- Hele şu pencere yok mu? O, kendinden parlamadadır. Ondaki nur, güneşin, yahut Ferkad yıldızının eğreti nuru değildir.
- خاصه این روزن درخشان از خودست ** نی ودیعهی آفتاب و فرقدست
- O pencereye vuran nur da yine o güneştendir ama bilinen yoldan, bilinen taraftan gelmemiştir o. 3200
- هم از آن خورشید زد بر روزنی ** لیک از راه و سوی معهود نی
- Bu pencereyle güneş arasında öyle bir yol vardır ki başka pencereler, o yolu bilmez.
- در میان شمس و این روزن رهی ** هست روزنها نشد زو آگهی
- Bir bulut gelse de güneşi örtse güneşin nuru bu pencereden köpürür, çağlar.
- تا اگر ابری بر آید چرخپوش ** اندرین روزن بود نورش به جوش
- Bu pencereyle güneş arasında şu havayla altı cihetten başka bir yoldan bir ülfet, bir ünsiyet vardır.

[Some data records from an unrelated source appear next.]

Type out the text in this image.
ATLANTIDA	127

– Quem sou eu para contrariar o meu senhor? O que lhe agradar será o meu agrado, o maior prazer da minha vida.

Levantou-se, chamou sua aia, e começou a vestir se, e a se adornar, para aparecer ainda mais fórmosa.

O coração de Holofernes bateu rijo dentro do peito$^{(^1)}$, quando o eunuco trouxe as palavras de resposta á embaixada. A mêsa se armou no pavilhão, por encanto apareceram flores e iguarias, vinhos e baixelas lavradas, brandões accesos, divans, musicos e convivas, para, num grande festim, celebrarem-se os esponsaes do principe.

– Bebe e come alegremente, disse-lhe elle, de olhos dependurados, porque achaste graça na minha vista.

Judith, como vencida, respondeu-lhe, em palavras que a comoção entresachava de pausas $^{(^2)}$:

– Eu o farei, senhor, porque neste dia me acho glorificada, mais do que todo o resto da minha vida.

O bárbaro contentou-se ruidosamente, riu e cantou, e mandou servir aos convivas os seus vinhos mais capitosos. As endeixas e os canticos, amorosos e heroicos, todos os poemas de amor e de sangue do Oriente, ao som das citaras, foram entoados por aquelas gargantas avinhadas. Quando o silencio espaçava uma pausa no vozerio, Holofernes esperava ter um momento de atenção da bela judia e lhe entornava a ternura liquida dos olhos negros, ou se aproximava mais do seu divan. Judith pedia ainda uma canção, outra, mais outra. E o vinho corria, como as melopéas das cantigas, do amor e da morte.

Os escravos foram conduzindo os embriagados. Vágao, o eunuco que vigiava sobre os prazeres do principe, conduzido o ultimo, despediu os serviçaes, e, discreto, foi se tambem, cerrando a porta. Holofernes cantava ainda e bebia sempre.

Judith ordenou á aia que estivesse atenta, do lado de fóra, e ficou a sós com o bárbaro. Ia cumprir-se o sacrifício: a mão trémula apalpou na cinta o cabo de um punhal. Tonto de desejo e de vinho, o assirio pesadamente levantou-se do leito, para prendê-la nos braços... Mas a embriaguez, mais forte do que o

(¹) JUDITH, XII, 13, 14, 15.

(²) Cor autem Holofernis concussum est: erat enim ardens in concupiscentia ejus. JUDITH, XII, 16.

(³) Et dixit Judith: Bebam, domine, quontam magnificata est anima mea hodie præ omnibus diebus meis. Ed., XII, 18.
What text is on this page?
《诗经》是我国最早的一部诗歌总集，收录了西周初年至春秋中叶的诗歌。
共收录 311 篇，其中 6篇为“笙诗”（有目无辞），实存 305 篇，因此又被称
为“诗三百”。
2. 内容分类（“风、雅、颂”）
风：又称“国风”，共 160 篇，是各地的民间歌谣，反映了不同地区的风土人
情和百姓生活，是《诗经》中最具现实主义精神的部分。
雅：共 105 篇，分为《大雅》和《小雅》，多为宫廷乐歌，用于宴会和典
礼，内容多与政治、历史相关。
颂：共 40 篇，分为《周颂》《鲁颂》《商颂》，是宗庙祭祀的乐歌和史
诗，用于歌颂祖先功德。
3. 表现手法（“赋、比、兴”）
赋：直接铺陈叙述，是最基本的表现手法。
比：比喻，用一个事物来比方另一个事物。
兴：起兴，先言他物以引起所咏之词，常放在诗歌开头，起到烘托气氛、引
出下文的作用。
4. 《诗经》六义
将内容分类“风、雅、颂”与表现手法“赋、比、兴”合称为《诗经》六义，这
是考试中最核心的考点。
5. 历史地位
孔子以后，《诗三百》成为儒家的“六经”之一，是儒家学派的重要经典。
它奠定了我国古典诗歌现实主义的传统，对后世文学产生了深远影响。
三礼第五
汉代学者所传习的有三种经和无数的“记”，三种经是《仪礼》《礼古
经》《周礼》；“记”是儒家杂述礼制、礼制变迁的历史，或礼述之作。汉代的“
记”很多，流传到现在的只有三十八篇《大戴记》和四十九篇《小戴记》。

- غیر راه این هوا و شش جهت ** در میان روزن و خور مالفت
- Onu övmek, onu tesbih etmek, Tanrı’yı övmek, Tanrı’yı tesbih etmektir. Bu tabağın meyvesi, kendiliğinden biter.
- مدحت و تسبیح او تسبیح حق ** میوه میروید ز عین این طبق
- Bu sebepten salkım salkım elmalar biter. Bu sepete ağaç adını taksan hiç yanlış olmaz. 3205
- سیب روید زین سبد خوش لخت لخت ** عیب نبود گر نهی نامش درخت
- Bu sepete elma ağacı de. İkisinin arasında gizli bir yol var zaten.
- این سبد را تو درخت سیب خوان ** که میان هر دو راه آمد نهان
- Meyve veren bir ağaçtan ne biterse aynen bu sepetten de biter, bu sepet de o çeşit meyveleri verir.
- آنچ روید از درخت بارور ** زین سبد روید همان نوع از ثمر
- Şu halde artık sepeti baht ağacı gör de bu sepetin gölgesinde bir hoşça otur.